Калмыков немного помолчал и встал.

— Спасибо, что приняли меня, — вежливо произнес он.

— Не стоит благодарности, — отозвался судья. — Я позвоню в архив. Скажу, чтобы вам разрешили ознакомиться с вашим делом.

— Не нужно. Это был предлог. Я хотел поговорить с вами.

— Помог вам разговор?

— Да. Все, что я хотел узнать, я узнал.

— Ну и прекрасно. — Судья Сорокин поднялся из-за стола, чтобы проводить посетителя до двери. — Я рад, что все это для вас уже позади. Поверьте, искренне рад. У меня осталось очень тяжелое чувство от того суда. В детстве бабка мне говорила: не делай этого или того, рука отсохнет. Я, конечно, делал. А потом смотрел на руку: неужели отсохнет? Такое же чувство у меня было, когда я подписывал вам обвинительный приговор. Желаю удачи, Константин Игнатьевич.

Судья протянул руку, но она повисла в воздухе.

— Вы не хотите пожать мне руку? — удивленно спросил Сорокин.

Калмыков немного помедлил и ответил на рукопожатие. Так, как это делают на Востоке: взял руку судьи обеими руками, подержал и выпустил. Ладони у него были сухие и точно бы заряженные электричеством.
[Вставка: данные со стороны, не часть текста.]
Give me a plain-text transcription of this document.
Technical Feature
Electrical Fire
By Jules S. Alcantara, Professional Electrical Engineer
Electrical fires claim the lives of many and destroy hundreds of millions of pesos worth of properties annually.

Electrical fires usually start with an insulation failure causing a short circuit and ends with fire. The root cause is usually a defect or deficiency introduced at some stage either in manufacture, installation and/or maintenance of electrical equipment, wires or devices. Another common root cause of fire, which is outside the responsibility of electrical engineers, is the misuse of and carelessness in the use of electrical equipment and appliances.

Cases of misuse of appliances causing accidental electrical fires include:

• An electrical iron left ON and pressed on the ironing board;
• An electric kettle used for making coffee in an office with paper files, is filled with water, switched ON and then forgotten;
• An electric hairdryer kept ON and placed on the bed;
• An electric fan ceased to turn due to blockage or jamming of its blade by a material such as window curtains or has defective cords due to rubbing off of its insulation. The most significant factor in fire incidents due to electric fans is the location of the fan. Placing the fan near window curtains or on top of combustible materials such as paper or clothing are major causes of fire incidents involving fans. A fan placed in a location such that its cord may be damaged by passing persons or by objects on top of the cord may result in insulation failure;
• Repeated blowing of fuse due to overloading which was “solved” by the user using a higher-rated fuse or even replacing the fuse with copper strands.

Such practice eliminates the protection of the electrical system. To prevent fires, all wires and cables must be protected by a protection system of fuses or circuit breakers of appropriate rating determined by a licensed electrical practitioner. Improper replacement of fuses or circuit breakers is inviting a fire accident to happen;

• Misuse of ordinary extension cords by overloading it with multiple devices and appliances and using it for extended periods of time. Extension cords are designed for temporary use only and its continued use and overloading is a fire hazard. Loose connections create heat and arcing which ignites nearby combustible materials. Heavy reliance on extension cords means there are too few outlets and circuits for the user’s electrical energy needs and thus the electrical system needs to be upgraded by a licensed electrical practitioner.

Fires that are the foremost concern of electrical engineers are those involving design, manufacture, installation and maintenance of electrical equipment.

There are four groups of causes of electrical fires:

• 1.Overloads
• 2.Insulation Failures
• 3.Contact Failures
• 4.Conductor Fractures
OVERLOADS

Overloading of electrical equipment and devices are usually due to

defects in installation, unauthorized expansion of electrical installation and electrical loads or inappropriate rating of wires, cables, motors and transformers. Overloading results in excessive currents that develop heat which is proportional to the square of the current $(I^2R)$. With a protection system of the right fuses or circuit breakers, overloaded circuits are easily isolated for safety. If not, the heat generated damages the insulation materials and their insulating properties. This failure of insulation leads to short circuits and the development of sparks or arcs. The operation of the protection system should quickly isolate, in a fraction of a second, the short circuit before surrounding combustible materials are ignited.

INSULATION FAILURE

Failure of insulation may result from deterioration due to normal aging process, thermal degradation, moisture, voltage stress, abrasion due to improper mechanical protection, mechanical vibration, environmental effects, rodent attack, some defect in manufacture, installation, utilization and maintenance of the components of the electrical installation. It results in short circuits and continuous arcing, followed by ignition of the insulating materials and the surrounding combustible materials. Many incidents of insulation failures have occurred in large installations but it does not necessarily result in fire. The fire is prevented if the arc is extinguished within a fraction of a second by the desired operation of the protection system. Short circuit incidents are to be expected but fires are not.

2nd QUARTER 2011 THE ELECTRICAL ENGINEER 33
— Вот вы и отпустили мне мои грехи, — с усмешкой констатировал Сорокин. — Может быть, теперь меня перестанет мучить бессонница.

— Перестанет, — без улыбки ответил Калмыков. — Скоро.

Он вышел. Судья Сорокин остановился у окна. Асфальтовая площадка под окном была засыпана желтыми и красными листьями кленов. Листья были и на крыше белой «Тойоты Короллы», одиноко стоявшей перед судом. К машине подошел Калмыков, сел в нее и выехал в переулок. Тотчас тронулась с места припаркованная на другой стороне переулка темно-вишневая «Вольво-940» и скользнула за «Тойотой».

Сорокин вернулся к прерванным приходом Калмыкова делам. Почему-то он чувствовал себя обессиленным, как будто перекидал кубометры снега. Но прежде чем взяться за ожидающие его подписи бумаги, вызвал секретаршу:

— Пригласите инженера, мой компьютер завис.

— Он ушел, — сказала она.

— Кто? Инженер?

— Нет, этот человек. Мой компьютер заработал. Ваш тоже должен работать.

Сорокин щелкнул мышью. Картинка на мониторе сменилась.

— В самом деле, — отметил он. — Надо же, какое совпадение.

— Это не совпадение, Алексей Николаевич, — возразила секретарша.

— А что?

— Я не знаю. Но мне почему-то страшно. С вами все в порядке?

— Спасибо за беспокойство. Со мной все в порядке. Идите работайте.

Секретарша ушла. Сорокин внимательно прочитал очередной документ, взял «паркер», но поставить подпись не смог. «Паркер» выскользнул из пальцев. Он помассировал руку и повторил попытку. Пальцы не сжимались.

* * *

На следующее утро он уже не мог держать ложку. Вечером не смог сжать правую руку в кулак.

* * *

— Это нервы, голубчик, нервы, — успокоил его главврач ведомственной поликлиники. — Все болезни от нервов, только триппер от удовольствия. Назначим вам физиотерапию, массаж. И будете, как огурчик. А пока посидите на бюллетенчике, отдохните. И на всякий случай обследуйтесь в институте неврологии. Просто так, на всякий пожарный.

Вернувшись из поликлиники, Сорокин неожиданно для себя решил позвонить адвокату Кучеренову. В коллегии сказали, что он болен. Домашний телефон долго не отвечал, потом трубку взяла жена. Сорокин представился и попросил пригласить адвоката к телефону.

— Он не может подойти к телефону, — ответила она.

— Вы не будете возражать, если я подъеду? Мне очень нужно поговорить с ним.

— Он не сможет поговорить с вами. Он не может говорить.

— Почему? — спросил Сорокин, холодея от жуткого предчувствия.

— Потому что он вообще не может говорить! Я вам русским языком сказала! Он не может говорить! Он может только мычать!

Сорокин осторожно положил трубку. Он держал ее левой рукой. Правая висела плетью. Мышцы на ней обмякли, превратились в тряпочки.

* * *

Рука отсыхала.

* * *

И судья Сорокин понял, что означала фраза Калмыкова о том, что его скоро перестанет мучить бессонница.

* * *

Потому что бессонница не мучит мертвых.